Mini-courses on Topological Data Analysis (by Dr. Emerson Escolar & Dr. Luis Scoccola)

These two introductory mini-courses are offered by experts in Topological Data Analysis, as part of the thematic program TDA PARTI: Topological Data Analysis, Persistence And Representation Theory Intertwined (TP25TD).

• Invariants for persistence (by Dr. Emerson Escolar)
• Introduction to persistence and bottleneck stability (by Dr. Luis Scoccola)

Each mini-course consists of four lectures. Each one of the two lecturers will give a 1-hour talk on Monday, Tuesday, Thursday and Friday (there will be no talk on Wednesday). Lectures will be between 9:30-12:00, with a 30-minute break between the two lectures.

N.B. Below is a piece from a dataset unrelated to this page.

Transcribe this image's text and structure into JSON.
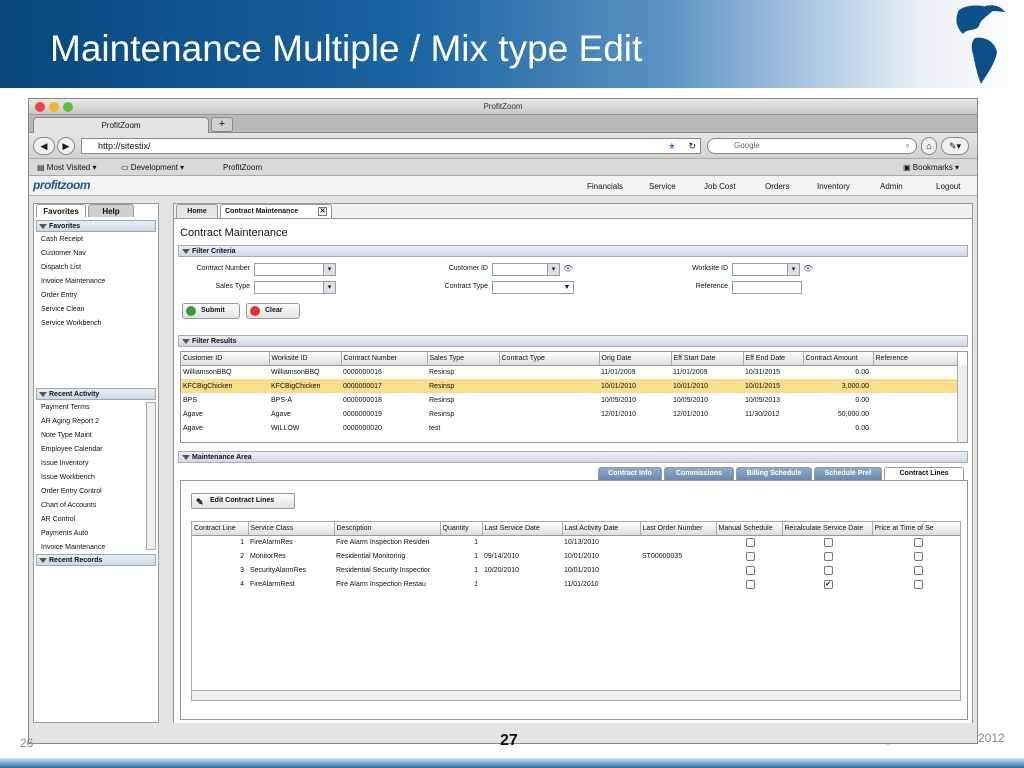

***Further information on the mini-courses and the schedule will be posted on the main website of the thematic program TDA PARTI (TP25TD): https://www.oist.jp/visiting-program/tp25td

※ Please note that these lecture series will be streamed via Zoom and may be recorded. Upon the consent of the lecturer, the mini-course may be uploaded on the OIST website※

• Miniourse by Dr. Emerson Escolar.
  Title: Invariants for Persistence
  Abstract: Persistent homology is one of the main tools of topological data analysis (TDA) and has been applied to many problems in various scientific fields. In its theoretical foundation, central is the concept of persistence modules, i.e., representations of the poset Rn (or perhaps more conveniently the n-dimensional commutative grid viewed as a finite discretization) in the category of vector spaces. This introductory minicourse focuses on the “structure” of persistence modules. In the first part, I review the well-understood case of n = 1. In particular, I discuss the persistence barcode from multiple points of view (including the fact that it is obtained from an indecomposable decomposition of a persistence module into intervals). It is known that the n-dimensional (with n > 1) commutative grid of large enough size is of wild representation type, and so classifying their indecomposables is virtually impossible. Hence many algebraic invariants have been developed in TDA. In the second (and main) part of this minicourse, I review some of the invariants that have been proposed, including (generalized) rank invariants and compressed multiplicities, their M¨obius inversions, and invariants coming from (relative) homological algebra. Furthermore, identifying the relationships among invariants, or ordering them by their discriminating power, is a fundamental question. Thus, in the final part of this minicourse I discuss some very recent work about comparing invariants using their discriminating powers. Some familiarity with the following will be assumed: basic (linear) algebra and basic definitions from category theory.
   
• Miniourse by Dr. Luis Scoccola​.
  Title: Introduction to persistence and bottleneck stability
  Abstract: Persistent  theory was born from the observation that the critical values of a Morse function admit a canonical pairing, which induces a direct sum decomposition of the sublevel set homology of the function into interval poset representations. What makes persistence theory distinct from Morse theory - besides the fact that it is usually framed using the language of representation theory - is its focus on perturbation-stability, providing answers to questions such as: How can the critical values of a Morse function change when the function is perturbed? The initial motivation for the study of perturbation-stability came from problems in geometric data science, but has since found applications in symplectic geometry and functional analysis. I will give an overview of the representation theoretic and combinatorial aspects of persistence theory, including motivation and applications. I will assume that participants are familiar with the concepts of ring, module, category, and functor.